Prep 15 mins
Cook 20 mins
Love yellow squash. Smothering is a Cajun cooking term that refers to browning anything from meat to vegetables in oil, then braising it in a small amount of liquid, tightly covered, until tender. The recipe comes from Gourmet magazine.
- 2 tablespoons olive oil
- 1 1⁄2 lbs yellow squash, halved lengthwise and cut crosswise into 1/8 inch thick slices
- 2 garlic cloves, finely chopped (or put through garlic press)
- 1⁄2 cup water
- 1⁄4 teaspoon salt
- 1⁄8 teaspoon pepper
- 1⁄4 cup finely chopped fresh basil
- Heat 1 tablespoon olive oil in a 12-inch heavy skillet over moderately high heat until hot, But not smoking, then add half of the squash and saute, stirring occasionally, until browned, about 5 minutes.

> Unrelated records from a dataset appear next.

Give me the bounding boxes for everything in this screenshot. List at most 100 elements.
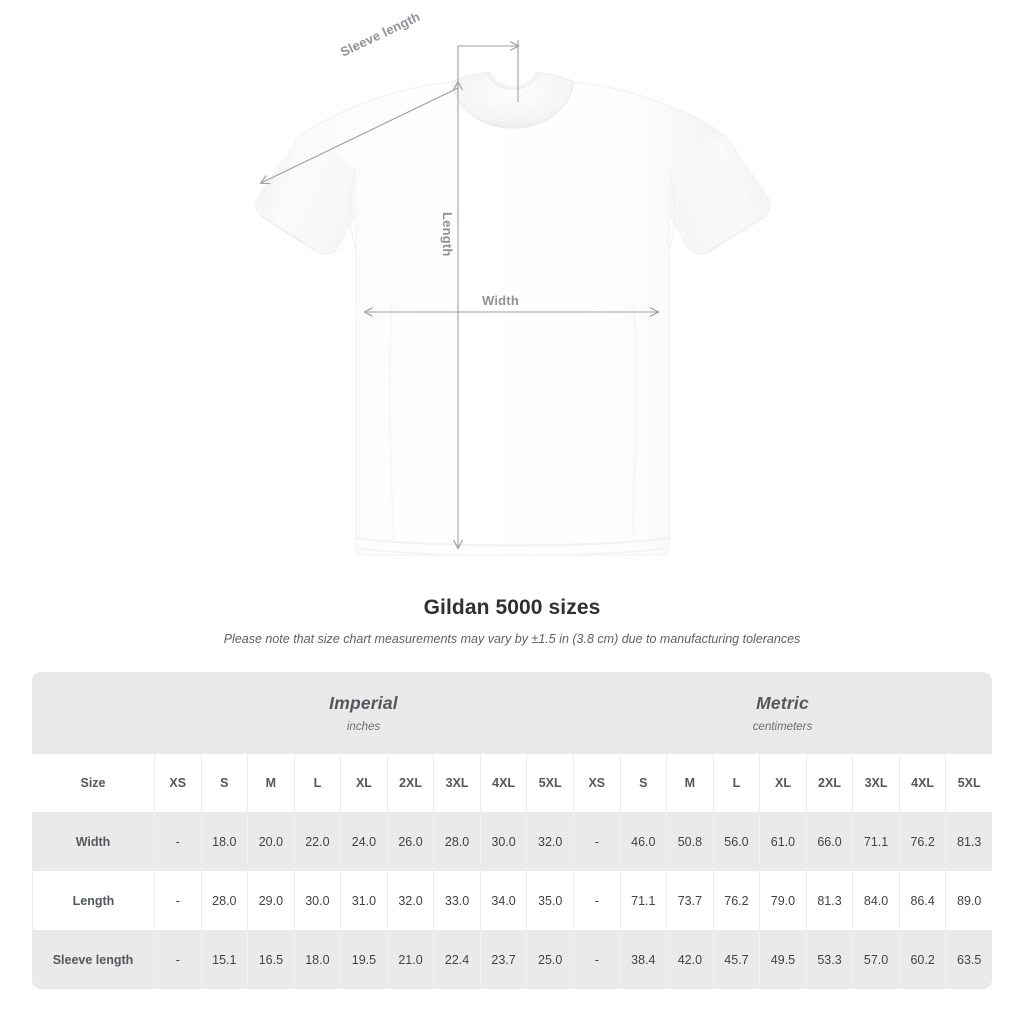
cell-length-metric-2xl: 81.3: [805, 871, 853, 930]
cell-length-imperial-4xl: 34.0: [479, 871, 527, 930]
column-header-4xl-imperial: 4XL: [479, 754, 527, 812]
unit-system-header-row: Imperial inches Metric centimeters: [32, 672, 993, 754]
column-header-s-metric: S: [619, 754, 667, 812]
cell-width-imperial-xl: 24.0: [340, 812, 387, 871]
column-header-3xl-imperial: 3XL: [433, 754, 480, 812]
cell-length-metric-l: 76.2: [712, 871, 760, 930]
row-label-sleeve-length: Sleeve length: [32, 930, 154, 989]
cell-width-imperial-4xl: 30.0: [479, 812, 527, 871]
cell-sleeve-length-imperial-5xl: 25.0: [526, 930, 574, 989]
cell-length-metric-3xl: 84.0: [852, 871, 899, 930]
cell-length-imperial-xl: 31.0: [340, 871, 387, 930]
row-label-length: Length: [32, 871, 154, 930]
cell-width-imperial-5xl: 32.0: [526, 812, 574, 871]
cell-sleeve-length-metric-xs: -: [573, 930, 620, 989]
cell-sleeve-length-imperial-3xl: 22.4: [433, 930, 480, 989]
cell-length-imperial-2xl: 32.0: [386, 871, 434, 930]
dimension-lines: [259, 40, 660, 550]
column-header-xs-metric: XS: [573, 754, 620, 812]
page-title: Gildan 5000 sizes: [423, 596, 601, 619]
cell-sleeve-length-metric-m: 42.0: [666, 930, 713, 989]
cell-sleeve-length-imperial-l: 18.0: [293, 930, 341, 989]
cell-sleeve-length-imperial-4xl: 23.7: [479, 930, 527, 989]
cell-length-imperial-l: 30.0: [293, 871, 341, 930]
title-block: Gildan 5000 sizes Please note that size …: [0, 596, 1024, 646]
unit-header-spacer: [32, 672, 154, 754]
width-label: Width: [482, 293, 519, 308]
column-header-2xl-metric: 2XL: [805, 754, 853, 812]
cell-length-metric-xl: 79.0: [759, 871, 806, 930]
cell-length-metric-s: 71.1: [619, 871, 667, 930]
cell-width-imperial-2xl: 26.0: [386, 812, 434, 871]
unit-system-name: Metric: [756, 693, 809, 713]
size-column-header: Size: [32, 754, 154, 812]
cell-width-imperial-s: 18.0: [200, 812, 248, 871]
cell-width-metric-5xl: 81.3: [945, 812, 993, 871]
column-header-m-imperial: M: [247, 754, 294, 812]
column-header-l-imperial: L: [293, 754, 341, 812]
unit-system-header-metric: Metric centimeters: [573, 672, 993, 754]
size-chart-table: Imperial inches Metric centimeters Size XS S M L…: [32, 672, 993, 989]
column-header-3xl-metric: 3XL: [852, 754, 899, 812]
column-header-2xl-imperial: 2XL: [386, 754, 434, 812]
cell-width-metric-m: 50.8: [666, 812, 713, 871]
tolerance-note: Please note that size chart measurements…: [223, 632, 801, 646]
column-header-5xl-metric: 5XL: [945, 754, 993, 812]
column-header-xl-metric: XL: [759, 754, 806, 812]
length-label: Length: [440, 212, 455, 257]
tshirt-svg: [255, 40, 771, 557]
cell-sleeve-length-imperial-2xl: 21.0: [386, 930, 434, 989]
cell-sleeve-length-imperial-xl: 19.5: [340, 930, 387, 989]
cell-sleeve-length-metric-s: 38.4: [619, 930, 667, 989]
cell-width-metric-l: 56.0: [712, 812, 760, 871]
cell-sleeve-length-metric-xl: 49.5: [759, 930, 806, 989]
row-label-width: Width: [32, 812, 154, 871]
cell-length-imperial-s: 28.0: [200, 871, 248, 930]
table-row: Length -28.0 29.0 30.0 31.0 32.0 33.0 34.0 35.0-…: [32, 871, 993, 930]
sleeve-length-arrow: [259, 87, 459, 185]
cell-width-imperial-m: 20.0: [247, 812, 294, 871]
unit-system-unit: centimeters: [752, 721, 813, 733]
cell-sleeve-length-metric-2xl: 53.3: [805, 930, 853, 989]
unit-system-name: Imperial: [329, 693, 398, 713]
column-header-l-metric: L: [712, 754, 760, 812]
cell-width-metric-s: 46.0: [619, 812, 667, 871]
column-header-5xl-imperial: 5XL: [526, 754, 574, 812]
cell-width-metric-xs: -: [573, 812, 620, 871]
table-row: Width -18.0 20.0 22.0 24.0 26.0 28.0 30.0 32.0-4…: [32, 812, 993, 871]
column-header-s-imperial: S: [200, 754, 248, 812]
cell-width-imperial-l: 22.0: [293, 812, 341, 871]
unit-system-unit: inches: [346, 721, 381, 733]
cell-sleeve-length-metric-l: 45.7: [712, 930, 760, 989]
cell-length-imperial-5xl: 35.0: [526, 871, 574, 930]
cell-length-metric-4xl: 86.4: [898, 871, 946, 930]
cell-length-imperial-m: 29.0: [247, 871, 294, 930]
column-header-4xl-metric: 4XL: [898, 754, 946, 812]
cell-sleeve-length-imperial-m: 16.5: [247, 930, 294, 989]
cell-sleeve-length-metric-5xl: 63.5: [945, 930, 993, 989]
cell-width-metric-2xl: 66.0: [805, 812, 853, 871]
cell-sleeve-length-metric-3xl: 57.0: [852, 930, 899, 989]
cell-length-imperial-3xl: 33.0: [433, 871, 480, 930]
cell-width-imperial-3xl: 28.0: [433, 812, 480, 871]
cell-length-imperial-xs: -: [154, 871, 201, 930]
cell-sleeve-length-metric-4xl: 60.2: [898, 930, 946, 989]
cell-length-metric-xs: -: [573, 871, 620, 930]
column-header-xs-imperial: XS: [154, 754, 201, 812]
cell-width-imperial-xs: -: [154, 812, 201, 871]
cell-width-metric-xl: 61.0: [759, 812, 806, 871]
tshirt-illustration: Sleeve length Length Width: [255, 8, 771, 557]
cell-length-metric-m: 73.7: [666, 871, 713, 930]
table-row: Sleeve length -15.1 16.5 18.0 19.5 21.0 22.4 23…: [32, 930, 993, 989]
size-header-row: Size XS S M L XL 2XL 3XL 4XL 5XL XS S M L XL 2XL 3XL 4XL 5…: [32, 754, 993, 812]
cell-length-metric-5xl: 89.0: [945, 871, 993, 930]
cell-width-metric-4xl: 76.2: [898, 812, 946, 871]
column-header-m-metric: M: [666, 754, 713, 812]
column-header-xl-imperial: XL: [340, 754, 387, 812]
unit-system-header-imperial: Imperial inches: [154, 672, 574, 754]
cell-sleeve-length-imperial-xs: -: [154, 930, 201, 989]
cell-sleeve-length-imperial-s: 15.1: [200, 930, 248, 989]
cell-width-metric-3xl: 71.1: [852, 812, 899, 871]
tshirt-body: [255, 71, 771, 557]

- Transfer browned squash to a bowl, then heat remaining olive oil and saute remaining squash in the same manner.
- Return squash from bowl to skillet, add garlic and saute, stirring occasionally, 1 minute.
- Add water, salt, and pepper and simmer briskly, covered, until squash is tender and most of the liquid has evaporated, 6 to 7 minutes.
- Stir in basil and serve.
Excellent Recipe. I would like to point out that "smothering" is a Southern cooking term not a French/Cajun cooking term. "Etouffee" is the French/Cajun cooking term which describes "smothering". I learned that from my French grandmother from Bayou La Fourche who was, like you, an excellent cook.
Oh yeah! This one is going into the cookbook! Took a chance with the first two yellow squash of the season, and my hubby "yummed" all the way through! Thanks, Barb.
This was actually quite good. It had lots of flavor, especially for squash. I added a bit more salt on the plate, but other than that, it was really good. I did use a variety of squash, as I didn't have much yellow. Thanks.